Since some of you have suggested that adding photos to the blog made it bit more interesting, I’ll give you an example. But I must add that these are not the first photos I brought to the critique. I know, some of you are probably thinking that I am ashamed to show them 🙂 but the truth is my original thumb drive is broken (I know that sounds like “the dog ate it” excuse.) So here are the two photos I shared at the Informal Critique at the next critique and the feedback I received.
This photo of a pair of pronghorns was received quite well. The feedback I received was the pronghorn on the left (in sharp focus) and the pronghorn on the right (not in focus) moved the viewers eye to the sharp pronghorn and his eyelashes, which is what I wanted to do. They also said that the brush between the two pronghorns was distracting and could be removed in Lightroom, which led me to want to learn more about Lightroom.

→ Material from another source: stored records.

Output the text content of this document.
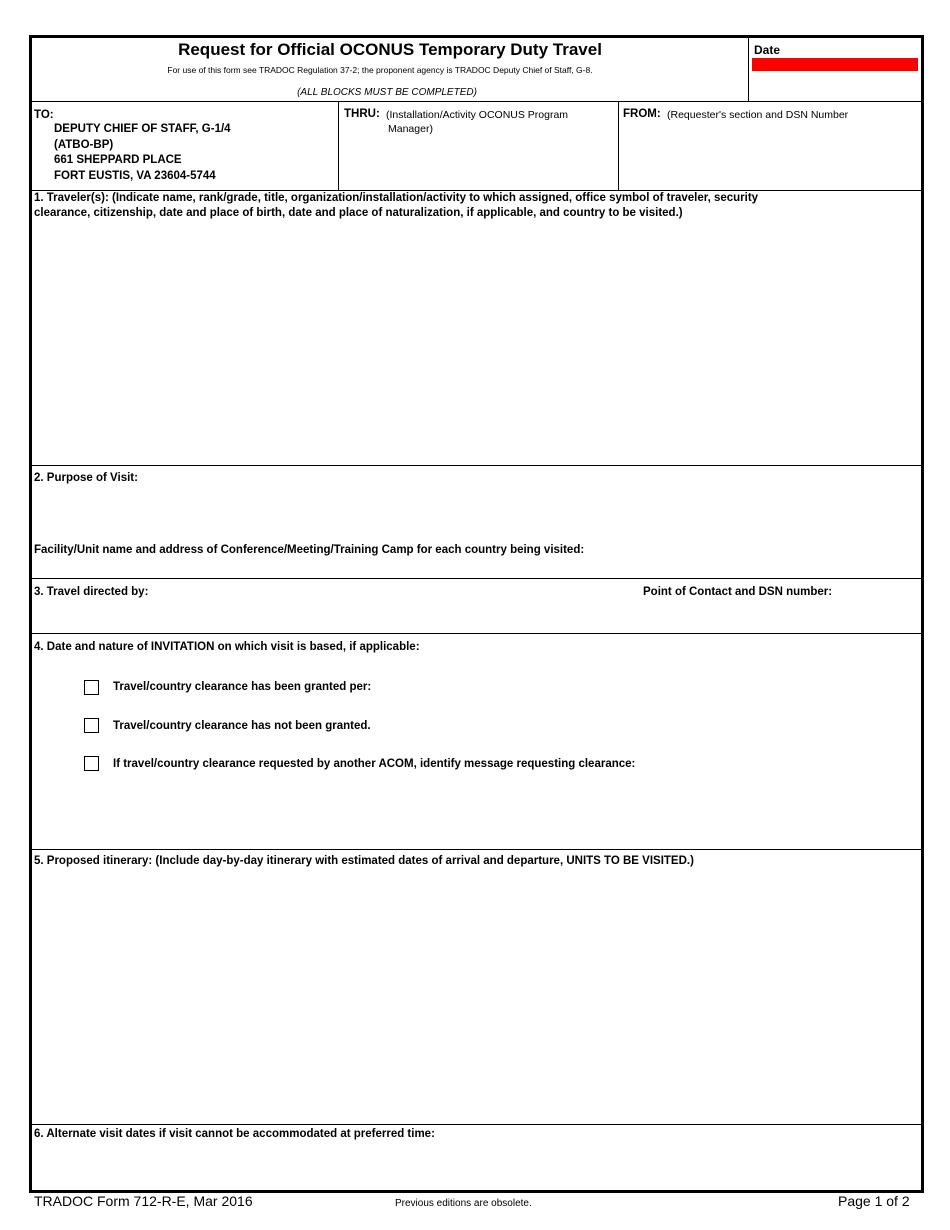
Request for Official OCONUS Temporary Duty Travel
For use of this form see TRADOC Regulation 37-2; the proponent agency is TRADOC Deputy Chief of Staff, G-8.
(ALL BLOCKS MUST BE COMPLETED)
Date
TO:
DEPUTY CHIEF OF STAFF, G-1/4
(ATBO-BP)
661 SHEPPARD PLACE
FORT EUSTIS, VA 23604-5744
THRU: (Installation/Activity OCONUS Program
Manager)
FROM: (Requester's section and DSN Number
1. Traveler(s): (Indicate name, rank/grade, title, organization/installation/activity to which assigned, office symbol of traveler, security
clearance, citizenship, date and place of birth, date and place of naturalization, if applicable, and country to be visited.)
2. Purpose of Visit:
Facility/Unit name and address of Conference/Meeting/Training Camp for each country being visited:
3. Travel directed by:	Point of Contact and DSN number:
4. Date and nature of INVITATION on which visit is based, if applicable:
Travel/country clearance has been granted per:
Travel/country clearance has not been granted.
If travel/country clearance requested by another ACOM, identify message requesting clearance:
5. Proposed itinerary: (Include day-by-day itinerary with estimated dates of arrival and departure, UNITS TO BE VISITED.)
6. Alternate visit dates if visit cannot be accommodated at preferred time:
TRADOC Form 712-R-E, Mar 2016	Previous editions are obsolete.	Page 1 of 2
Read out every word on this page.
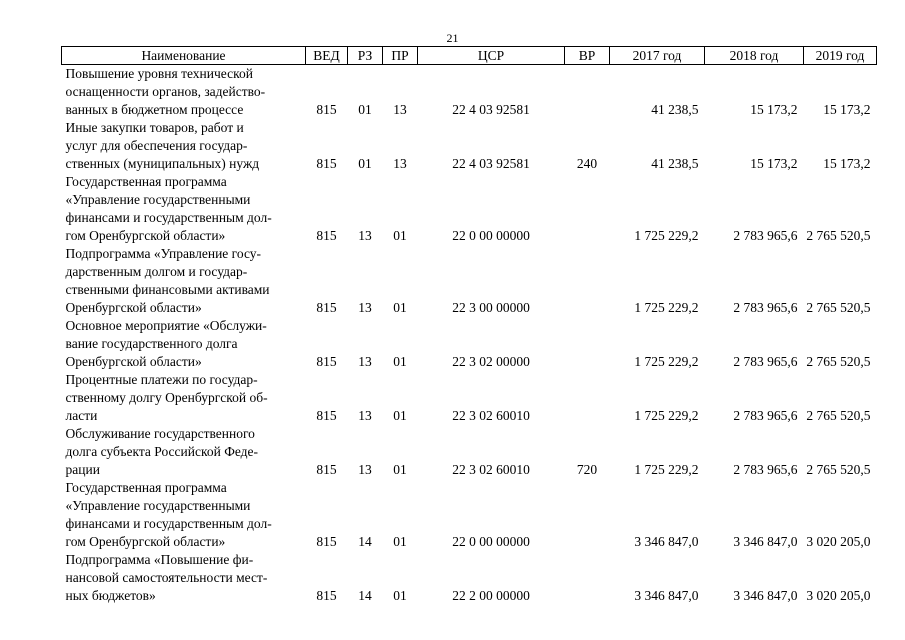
21
Наименование	ВЕД	РЗ	ПР	ЦСР	ВР	2017 год	2018 год	2019 год
Повышение уровня технической
оснащенности органов, задейство-
ванных в бюджетном процессе	815	01	13	22 4 03 92581		41 238,5	15 173,2	15 173,2
Иные закупки товаров, работ и
услуг для обеспечения государ-
ственных (муниципальных) нужд	815	01	13	22 4 03 92581	240	41 238,5	15 173,2	15 173,2
Государственная программа
«Управление государственными
финансами и государственным дол-
гом Оренбургской области»	815	13	01	22 0 00 00000		1 725 229,2	2 783 965,6	2 765 520,5
Подпрограмма «Управление госу-
дарственным долгом и государ-
ственными финансовыми активами
Оренбургской области»	815	13	01	22 3 00 00000		1 725 229,2	2 783 965,6	2 765 520,5
Основное мероприятие «Обслужи-
вание государственного долга
Оренбургской области»	815	13	01	22 3 02 00000		1 725 229,2	2 783 965,6	2 765 520,5
Процентные платежи по государ-
ственному долгу Оренбургской об-
ласти	815	13	01	22 3 02 60010		1 725 229,2	2 783 965,6	2 765 520,5
Обслуживание государственного
долга субъекта Российской Феде-
рации	815	13	01	22 3 02 60010	720	1 725 229,2	2 783 965,6	2 765 520,5
Государственная программа
«Управление государственными
финансами и государственным дол-
гом Оренбургской области»	815	14	01	22 0 00 00000		3 346 847,0	3 346 847,0	3 020 205,0
Подпрограмма «Повышение фи-
нансовой самостоятельности мест-
ных бюджетов»	815	14	01	22 2 00 00000		3 346 847,0	3 346 847,0	3 020 205,0
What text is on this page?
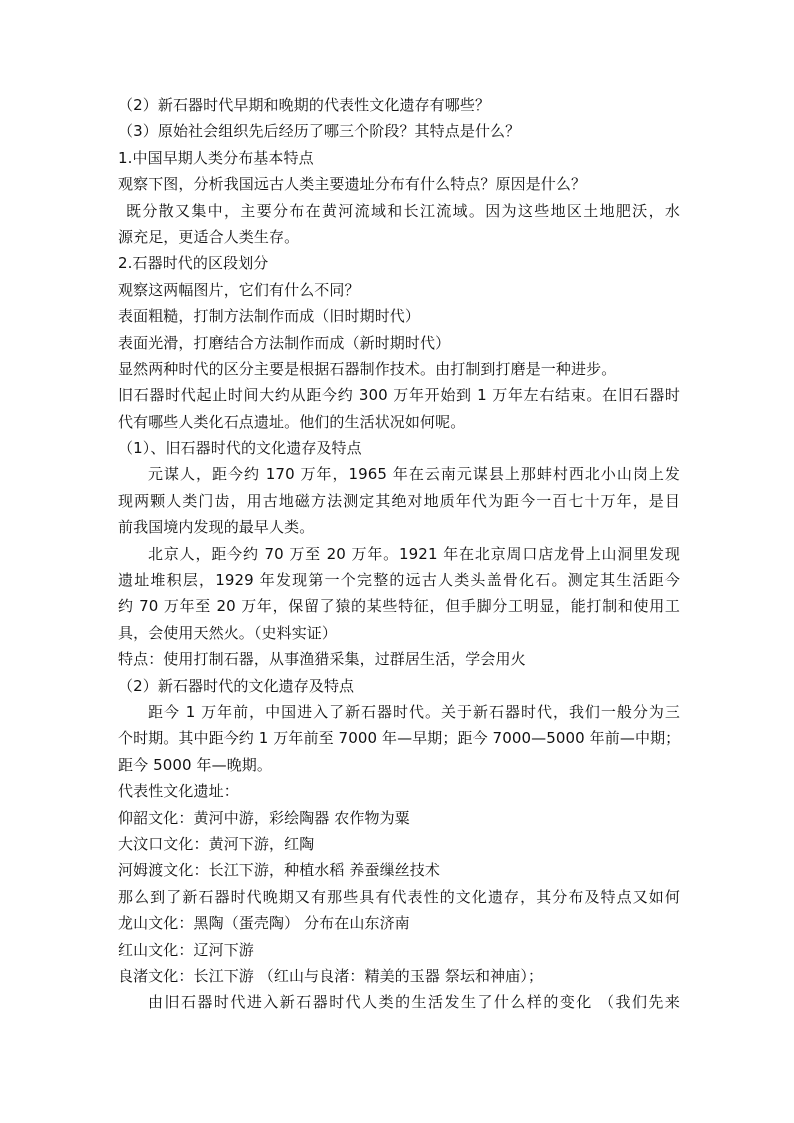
（2）新石器时代早期和晚期的代表性文化遗存有哪些？
（3）原始社会组织先后经历了哪三个阶段？其特点是什么？
1.中国早期人类分布基本特点
观察下图，分析我国远古人类主要遗址分布有什么特点？原因是什么？
既分散又集中，主要分布在黄河流域和长江流域。因为这些地区土地肥沃，水
源充足，更适合人类生存。
2.石器时代的区段划分
观察这两幅图片，它们有什么不同？
表面粗糙，打制方法制作而成（旧时期时代）
表面光滑，打磨结合方法制作而成（新时期时代）
显然两种时代的区分主要是根据石器制作技术。由打制到打磨是一种进步。
旧石器时代起止时间大约从距今约 300 万年开始到 1 万年左右结束。在旧石器时
代有哪些人类化石点遗址。他们的生活状况如何呢。
（1）、旧石器时代的文化遗存及特点
元谋人，距今约 170 万年，1965 年在云南元谋县上那蚌村西北小山岗上发
现两颗人类门齿，用古地磁方法测定其绝对地质年代为距今一百七十万年，是目
前我国境内发现的最早人类。
北京人，距今约 70 万至 20 万年。1921 年在北京周口店龙骨上山洞里发现
遗址堆积层，1929 年发现第一个完整的远古人类头盖骨化石。测定其生活距今
约 70 万年至 20 万年，保留了猿的某些特征，但手脚分工明显，能打制和使用工
具，会使用天然火。（史料实证）
特点：使用打制石器，从事渔猎采集，过群居生活，学会用火
（2）新石器时代的文化遗存及特点
距今 1 万年前，中国进入了新石器时代。关于新石器时代，我们一般分为三
个时期。其中距今约 1 万年前至 7000 年—早期；距今 7000—5000 年前—中期；
距今 5000 年—晚期。
代表性文化遗址：
仰韶文化：黄河中游，彩绘陶器 农作物为粟
大汶口文化：黄河下游，红陶
河姆渡文化：长江下游，种植水稻 养蚕缫丝技术
那么到了新石器时代晚期又有那些具有代表性的文化遗存，其分布及特点又如何
龙山文化：黑陶（蛋壳陶） 分布在山东济南
红山文化：辽河下游
良渚文化：长江下游 （红山与良渚：精美的玉器 祭坛和神庙）；
由旧石器时代进入新石器时代人类的生活发生了什么样的变化 （我们先来
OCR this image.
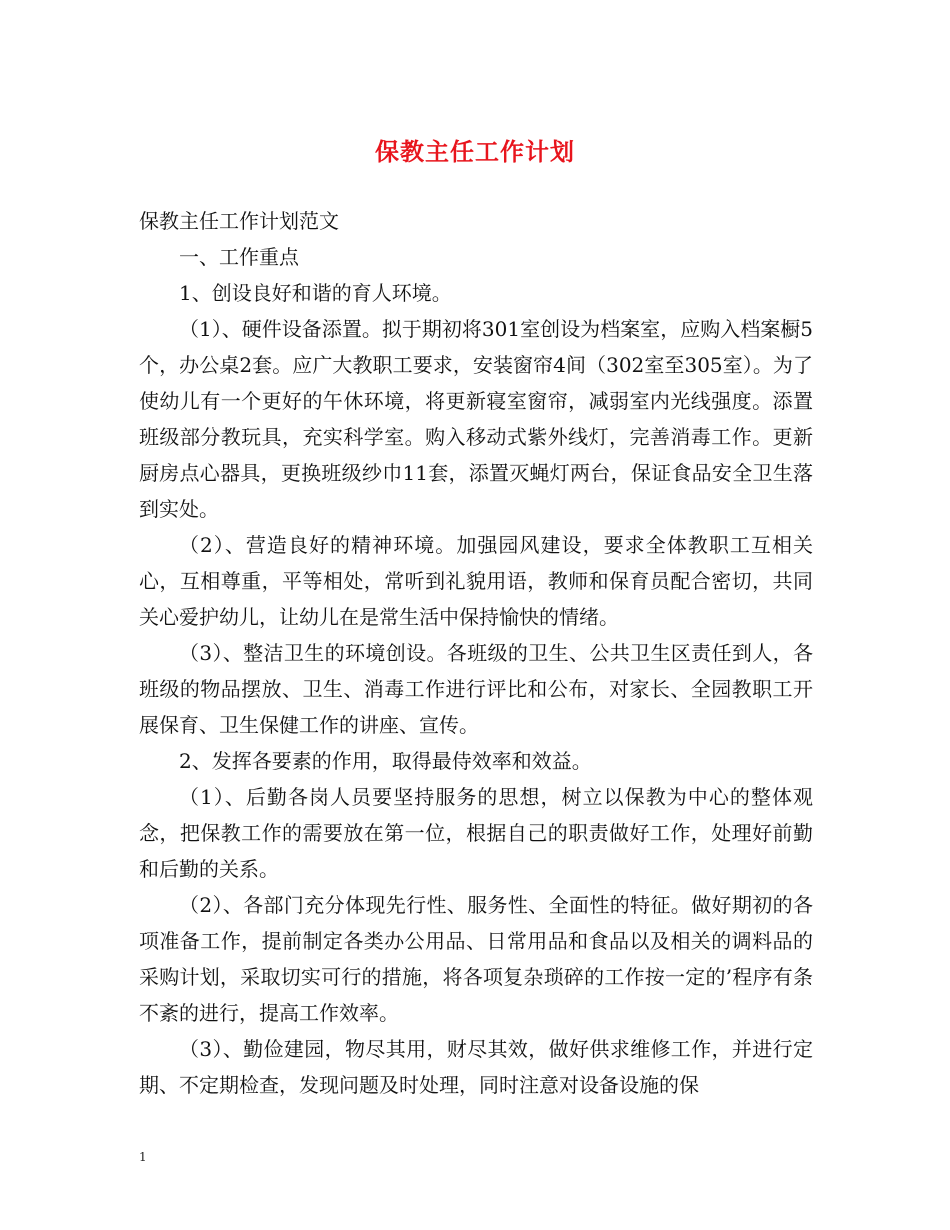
保教主任工作计划

保教主任工作计划范文

一、工作重点

1、创设良好和谐的育人环境。

（1）、硬件设备添置。拟于期初将301室创设为档案室，应购入档案橱5个，办公桌2套。应广大教职工要求，安装窗帘4间（302室至305室）。为了使幼儿有一个更好的午休环境，将更新寝室窗帘，减弱室内光线强度。添置班级部分教玩具，充实科学室。购入移动式紫外线灯，完善消毒工作。更新厨房点心器具，更换班级纱巾11套，添置灭蝇灯两台，保证食品安全卫生落到实处。

（2）、营造良好的精神环境。加强园风建设，要求全体教职工互相关心，互相尊重，平等相处，常听到礼貌用语，教师和保育员配合密切，共同关心爱护幼儿，让幼儿在是常生活中保持愉快的情绪。

（3）、整洁卫生的环境创设。各班级的卫生、公共卫生区责任到人，各班级的物品摆放、卫生、消毒工作进行评比和公布，对家长、全园教职工开展保育、卫生保健工作的讲座、宣传。

2、发挥各要素的作用，取得最侍效率和效益。

（1）、后勤各岗人员要坚持服务的思想，树立以保教为中心的整体观念，把保教工作的需要放在第一位，根据自己的职责做好工作，处理好前勤和后勤的关系。

（2）、各部门充分体现先行性、服务性、全面性的特征。做好期初的各项准备工作，提前制定各类办公用品、日常用品和食品以及相关的调料品的采购计划，采取切实可行的措施，将各项复杂琐碎的工作按一定的’程序有条不紊的进行，提高工作效率。

（3）、勤俭建园，物尽其用，财尽其效，做好供求维修工作，并进行定期、不定期检查，发现问题及时处理，同时注意对设备设施的保

1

This photo received a lot of feedback and all of it was very helpful. I can’t remember the exact comments but we discussed whether this should be a photo of a sunset or one that was more abstract. We talked about it for quite awhile and I felt I really learned a lot about composition, color, and ideas I never thought of exploring.
Some Suggestions to Consider for OUR Blog
That leads me to suggest a few things WE can do with this blog. I am pleased to see that we have about thirty followers of FirstanAmateur.com and that each post is receiving some comments. I hope that this post will encourage more of you to make some comments. I suspect that I’ve got some of you to think about what might be holding you back from improvement (e.g., Are you hesitant to share your photos with others because they may shoot you down?). I also hope that if you realize that those concerns are getting in the way that you may share more of your photography IF we can build a supportive community of learners.
So here are a couple of suggestions.
First – What if I can add a page to the blog where you can share your photos with all the readers so they can give you some feedback? I know, for some of you that would be quite threatening, just like that first TPG Informal Critique was scary for me. If there are a number of you that are interested, I think I have someone that can help me create a webpage for the blog that will allow you to share your photos. Please note, I am admitting I cannot do that myself so I hope our FirstanAmateur.com community will be patient with me.
Second – What if I were to offer a Peer Mentor Photography Program? The Informal Critiques were very helpful to me and I think something like that could be helpful to many of you. What I’m thinking of doing is creating monthly informal critiques that include identifying a partner that you can work with for both the critique and a monthly photo shoot. You could identify your own partner (maybe someone you know who is also interested in improving their photography) or find someone at a group meeting. Lots of possibilities here and I am certainly open to your suggestion.
And one last request for comments. Does it help for me to share my experiences (successes and failures)? Has it helped you to read that I left the scene early at Little Redfish Lake when staying would have resulted in getting great photos? Or that I was fearful that my photos weren’t good enough to be critiqued by members of the Teton Photography Group? It feels a little awkward sharing my mistakes, but I’m thinking it is good for me to share my mistakes since we are all First an Amateur.